Athlete's Heart and ECG
Last update: May 2020
Cardiovascular causes of sudden death in young competitive athletes in the United States
  Most common: Hypertrophic cardiomyopathy, Congenital coronary artery anomaly
  Less common: Myocarditis, Aortic rupture (Marfan syndrome), Mitral valve prolapse.
  Uncommon: Arrhythmogenic RV cardiomyopathy, Atherosclerotic coronary artery disease,
Conduction system abnormalities, Aortic valve stenosis
The following ECG abnormalities may be observed in well-trained athletes and are not generally regarded as abnormal
  Sinus bradycardia.
- Normally heart rate should increase during exercise in athletes (as in normal healthy population).
- In athletes, sinus bradycardia generally does not result in syncope or dizziness.
- In athletes, no further investigation is needed unless heart rate decreases below 30/minute at rest.
- The sinus bradycardia at rest may diasappear after cessation of professional athletic training .
  Sinus arrhythmia. No need for further investigation unless there is a pause > 3 seconds while the patient is awake (during daytime).
  Early repolarization (in 50% of the athletes)
  Black athlete early repolarization variant: J-point elevation and convex (‘domed’) ST-segment elevation followed by T-wave inversion in leads V1-V4
in black athletes.
  Ectopic atrial rhythm
  Junctional rhythm
  Increased QRS voltage for left ventricular hypertrophy or right ventricular hypertrophy
  First-degree atrioventricular (AV) block (35%).
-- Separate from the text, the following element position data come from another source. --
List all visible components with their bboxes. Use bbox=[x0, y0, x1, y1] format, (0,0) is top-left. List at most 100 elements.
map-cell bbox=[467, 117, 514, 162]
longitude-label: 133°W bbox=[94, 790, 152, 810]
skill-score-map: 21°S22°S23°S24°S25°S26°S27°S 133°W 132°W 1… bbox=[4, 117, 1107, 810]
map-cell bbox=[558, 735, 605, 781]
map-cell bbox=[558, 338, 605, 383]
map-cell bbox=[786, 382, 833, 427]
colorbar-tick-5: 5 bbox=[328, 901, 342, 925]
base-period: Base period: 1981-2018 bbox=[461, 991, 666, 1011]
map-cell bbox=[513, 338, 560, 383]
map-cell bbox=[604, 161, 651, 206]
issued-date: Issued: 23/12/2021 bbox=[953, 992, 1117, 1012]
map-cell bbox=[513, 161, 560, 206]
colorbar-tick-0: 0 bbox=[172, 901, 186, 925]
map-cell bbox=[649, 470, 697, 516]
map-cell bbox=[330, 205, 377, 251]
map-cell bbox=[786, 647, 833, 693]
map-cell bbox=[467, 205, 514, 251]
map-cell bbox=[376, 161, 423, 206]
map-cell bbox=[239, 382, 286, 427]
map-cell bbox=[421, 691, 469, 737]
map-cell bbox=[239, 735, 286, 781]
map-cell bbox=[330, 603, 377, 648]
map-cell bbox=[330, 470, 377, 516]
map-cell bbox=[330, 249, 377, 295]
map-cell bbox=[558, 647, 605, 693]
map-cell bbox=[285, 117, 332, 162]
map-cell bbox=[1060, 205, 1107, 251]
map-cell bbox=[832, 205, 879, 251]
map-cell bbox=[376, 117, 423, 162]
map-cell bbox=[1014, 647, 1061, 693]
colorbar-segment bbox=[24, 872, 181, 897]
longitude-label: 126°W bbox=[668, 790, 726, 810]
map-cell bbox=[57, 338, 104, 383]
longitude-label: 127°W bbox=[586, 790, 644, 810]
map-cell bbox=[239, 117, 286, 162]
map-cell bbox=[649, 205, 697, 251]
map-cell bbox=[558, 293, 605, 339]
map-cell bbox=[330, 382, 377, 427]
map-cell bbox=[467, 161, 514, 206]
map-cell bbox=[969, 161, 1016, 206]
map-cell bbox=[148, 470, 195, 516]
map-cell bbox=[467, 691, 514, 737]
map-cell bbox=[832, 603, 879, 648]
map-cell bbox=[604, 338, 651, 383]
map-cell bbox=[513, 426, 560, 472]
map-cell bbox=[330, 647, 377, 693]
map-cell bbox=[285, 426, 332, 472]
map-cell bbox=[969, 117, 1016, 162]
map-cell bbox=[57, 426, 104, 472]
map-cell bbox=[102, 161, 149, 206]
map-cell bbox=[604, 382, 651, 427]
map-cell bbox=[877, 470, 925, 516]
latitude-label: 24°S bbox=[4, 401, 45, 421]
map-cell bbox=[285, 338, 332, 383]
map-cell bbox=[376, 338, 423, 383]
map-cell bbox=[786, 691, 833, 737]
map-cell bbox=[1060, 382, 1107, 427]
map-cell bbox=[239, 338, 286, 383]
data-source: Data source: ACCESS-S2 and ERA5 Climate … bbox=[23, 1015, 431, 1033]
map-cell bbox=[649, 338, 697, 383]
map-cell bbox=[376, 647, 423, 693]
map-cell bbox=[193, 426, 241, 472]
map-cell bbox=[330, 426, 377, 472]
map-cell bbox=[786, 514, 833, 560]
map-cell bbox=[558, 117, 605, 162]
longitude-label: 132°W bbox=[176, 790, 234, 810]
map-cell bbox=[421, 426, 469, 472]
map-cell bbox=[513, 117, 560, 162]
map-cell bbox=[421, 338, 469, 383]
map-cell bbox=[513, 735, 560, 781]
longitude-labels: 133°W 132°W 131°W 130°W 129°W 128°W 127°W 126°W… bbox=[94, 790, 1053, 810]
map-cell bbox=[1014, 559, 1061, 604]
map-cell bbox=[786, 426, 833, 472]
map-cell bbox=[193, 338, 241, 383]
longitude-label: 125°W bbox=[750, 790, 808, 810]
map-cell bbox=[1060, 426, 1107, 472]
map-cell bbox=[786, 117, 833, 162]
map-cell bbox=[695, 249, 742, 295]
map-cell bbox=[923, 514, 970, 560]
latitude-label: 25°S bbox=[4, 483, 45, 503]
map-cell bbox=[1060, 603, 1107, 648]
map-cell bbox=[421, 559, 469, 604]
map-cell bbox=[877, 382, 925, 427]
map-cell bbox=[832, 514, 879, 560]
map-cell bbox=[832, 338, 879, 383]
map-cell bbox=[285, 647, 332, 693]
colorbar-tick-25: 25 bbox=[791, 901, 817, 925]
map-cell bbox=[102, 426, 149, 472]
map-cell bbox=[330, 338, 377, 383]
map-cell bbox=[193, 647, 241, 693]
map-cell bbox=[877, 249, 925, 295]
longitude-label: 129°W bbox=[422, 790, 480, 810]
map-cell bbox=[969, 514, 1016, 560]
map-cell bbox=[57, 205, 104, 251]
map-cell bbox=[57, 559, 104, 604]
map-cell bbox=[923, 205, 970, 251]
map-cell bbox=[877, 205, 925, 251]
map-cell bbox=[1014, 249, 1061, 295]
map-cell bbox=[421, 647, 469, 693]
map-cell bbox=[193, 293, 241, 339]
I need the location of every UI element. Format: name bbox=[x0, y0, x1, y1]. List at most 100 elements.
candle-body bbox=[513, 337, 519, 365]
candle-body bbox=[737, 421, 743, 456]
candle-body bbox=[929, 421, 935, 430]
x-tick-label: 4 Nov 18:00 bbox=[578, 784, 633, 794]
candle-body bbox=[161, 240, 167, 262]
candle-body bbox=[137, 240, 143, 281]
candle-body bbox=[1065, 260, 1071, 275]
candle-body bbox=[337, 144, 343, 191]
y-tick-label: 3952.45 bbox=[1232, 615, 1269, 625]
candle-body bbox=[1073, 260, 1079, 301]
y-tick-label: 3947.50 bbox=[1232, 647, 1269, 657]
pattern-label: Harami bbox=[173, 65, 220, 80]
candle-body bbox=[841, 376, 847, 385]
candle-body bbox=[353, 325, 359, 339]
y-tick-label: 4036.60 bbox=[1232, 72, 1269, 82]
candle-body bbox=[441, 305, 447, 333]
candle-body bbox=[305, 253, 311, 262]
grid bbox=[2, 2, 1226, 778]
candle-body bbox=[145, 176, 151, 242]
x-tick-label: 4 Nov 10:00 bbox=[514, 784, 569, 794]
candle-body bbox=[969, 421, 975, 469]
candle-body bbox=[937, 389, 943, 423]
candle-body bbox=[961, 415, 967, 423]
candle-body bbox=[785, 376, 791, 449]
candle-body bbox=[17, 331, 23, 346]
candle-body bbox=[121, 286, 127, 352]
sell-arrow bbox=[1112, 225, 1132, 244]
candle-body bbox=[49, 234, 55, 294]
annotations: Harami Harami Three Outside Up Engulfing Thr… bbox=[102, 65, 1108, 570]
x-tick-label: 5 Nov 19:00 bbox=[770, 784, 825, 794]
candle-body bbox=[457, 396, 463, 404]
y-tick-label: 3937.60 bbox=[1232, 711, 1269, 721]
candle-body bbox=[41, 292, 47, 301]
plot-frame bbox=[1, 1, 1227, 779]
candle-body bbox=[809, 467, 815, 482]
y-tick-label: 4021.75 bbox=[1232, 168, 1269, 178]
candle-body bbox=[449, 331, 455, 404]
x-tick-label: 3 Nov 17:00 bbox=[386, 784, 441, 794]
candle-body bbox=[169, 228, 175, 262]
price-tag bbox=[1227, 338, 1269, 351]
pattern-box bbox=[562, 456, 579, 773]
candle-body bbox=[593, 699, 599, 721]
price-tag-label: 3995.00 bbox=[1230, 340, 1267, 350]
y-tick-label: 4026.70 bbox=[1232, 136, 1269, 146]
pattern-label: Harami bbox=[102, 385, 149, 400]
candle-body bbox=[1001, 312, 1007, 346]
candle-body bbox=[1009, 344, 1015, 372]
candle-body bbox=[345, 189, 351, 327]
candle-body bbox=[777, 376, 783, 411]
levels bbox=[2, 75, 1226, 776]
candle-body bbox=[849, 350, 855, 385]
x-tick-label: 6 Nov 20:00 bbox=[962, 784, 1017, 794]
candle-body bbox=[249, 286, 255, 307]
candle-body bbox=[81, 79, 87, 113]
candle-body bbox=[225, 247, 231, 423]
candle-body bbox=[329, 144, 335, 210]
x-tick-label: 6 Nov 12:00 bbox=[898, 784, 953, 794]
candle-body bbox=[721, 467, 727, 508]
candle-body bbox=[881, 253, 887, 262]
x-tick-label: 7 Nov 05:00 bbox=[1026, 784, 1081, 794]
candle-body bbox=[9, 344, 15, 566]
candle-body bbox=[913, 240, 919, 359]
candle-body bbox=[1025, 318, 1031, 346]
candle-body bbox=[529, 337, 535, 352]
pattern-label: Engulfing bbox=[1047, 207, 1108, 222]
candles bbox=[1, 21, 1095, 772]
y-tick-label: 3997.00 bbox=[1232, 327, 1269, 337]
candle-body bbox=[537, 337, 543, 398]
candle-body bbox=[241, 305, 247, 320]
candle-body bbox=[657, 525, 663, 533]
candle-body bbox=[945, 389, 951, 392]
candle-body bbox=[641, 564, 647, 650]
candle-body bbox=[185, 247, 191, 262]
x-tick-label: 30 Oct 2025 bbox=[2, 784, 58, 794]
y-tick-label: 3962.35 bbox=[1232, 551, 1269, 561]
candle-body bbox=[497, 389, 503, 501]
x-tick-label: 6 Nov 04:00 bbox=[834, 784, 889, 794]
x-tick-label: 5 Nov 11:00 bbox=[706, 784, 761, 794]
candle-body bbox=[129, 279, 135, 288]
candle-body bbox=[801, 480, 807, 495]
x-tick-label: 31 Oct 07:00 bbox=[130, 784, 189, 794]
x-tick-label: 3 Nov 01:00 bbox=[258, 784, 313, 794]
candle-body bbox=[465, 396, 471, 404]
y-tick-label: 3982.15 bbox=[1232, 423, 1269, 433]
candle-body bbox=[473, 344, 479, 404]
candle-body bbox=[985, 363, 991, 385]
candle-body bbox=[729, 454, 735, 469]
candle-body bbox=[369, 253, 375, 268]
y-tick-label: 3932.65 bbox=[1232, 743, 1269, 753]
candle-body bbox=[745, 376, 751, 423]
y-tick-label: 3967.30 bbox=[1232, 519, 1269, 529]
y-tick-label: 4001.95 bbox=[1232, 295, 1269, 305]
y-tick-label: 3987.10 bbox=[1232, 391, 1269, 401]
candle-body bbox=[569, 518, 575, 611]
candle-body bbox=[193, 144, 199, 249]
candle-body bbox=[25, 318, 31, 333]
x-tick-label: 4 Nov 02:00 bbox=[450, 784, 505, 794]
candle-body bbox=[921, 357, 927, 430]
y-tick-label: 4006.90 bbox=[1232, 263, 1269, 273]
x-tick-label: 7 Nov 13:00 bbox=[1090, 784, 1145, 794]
Generally disappears during exercise (If PR interval ≥ 400 ms, this is abnormal and needs further investigation).
  2nd degree, type 1 (Wenkebach) atrioventricular (AV) block (10%). Generally disappears during exercise .
  Incomplete right bundle branch block (35%) ( may disappear after the cessation of professional athletic training ).
  Persistent juvenile T pattern (negative T waves in leads V1 to V3)
The following ECG abnormalities are borderline. Further investigation is needed if ≥ 2 of them are observed in an athlete:
  Left atrial abnormality
  Right atrial abnormality
  Left axis deviation (-30° to -90°)
  Right axis deviation (>120°)
  Complete right bundle branch block: rSR' pattern in lead V1 and a S wave wider than R wave in lead V6 with QRS duration ≥ 120 ms
The following ECG abnormalities are not related to sports. When observed in an athlete's ECG, they call for further investigation:
  T wave negativity other than juvenile T wave pattern (≥ 1 mm in depth in two or more contiguous leads; excludes leads aVR, III, and V1):
- Negative T waves in lateral or inferior leads is usually abnormal.
- Deep T wave negativity in any lead.
  ST segment depression ≥ 0.5 mm in depth in two or more contiguous leads.
  Left atrial abnormality
  Pathologic Q waves: Q/R ratio ≥ 0.25 or ≥ 40 ms in duration in two or more leads (excluding III and aVR).
  QRS ≥ 140 ms duration
  Epsilon wave
  Profound sinus bradycardia ( < 30 beat/minute)
  PR interval ≥ 400 ms
  Atrial tachyarrhythmias (supraventricular tachycardia, atrial fibrillation, atrial flutter)
  Ventricular arrhythmias (including 2 or more VPCs per 10 s tracing)
  Complete AV block
  Mobitz type II, 2nd degree AV block: Intermittently non-conducted P waves with a fixed PR interval.
  Complete left bundle branch block: QRS ≥ 120 ms, predominantly negative QRS complex in lead V1 (QS or rS), and upright notched or slurred
R wave in leads I and V6
  Preexcitation pattern
  Prolonged QT interval: QTc ≥ 470 ms (male), QTc ≥ 480 ms (female), QTc ≥ 500 ms (marked QT prolongation)
  Short QT interval
  Brugada Type 1 pattern
References
  J Am Coll Cardiol 2017;69:1057-1075. (International Recommendations for Electrocardiographic Interpretation in Athletes.) (free full-text)
  Eur Heart J 2009;30:1728-1735.
  Eur Heart J 2010;31,243-259.
  European Heart Journal 2005;26:516-524. (ESC Report Cardiovascular pre-participation screening of young competitive athletes for prevention of
sudden death: proposal for a common European protocol) (free full-text)
ECG 1. The ECG above belongs to a 38 years-old professional football player.
His ECHOcardiography and treadmill exercise tests were normal.
Sinus bradycardia is seen. He does not take any heart rate slowing medication.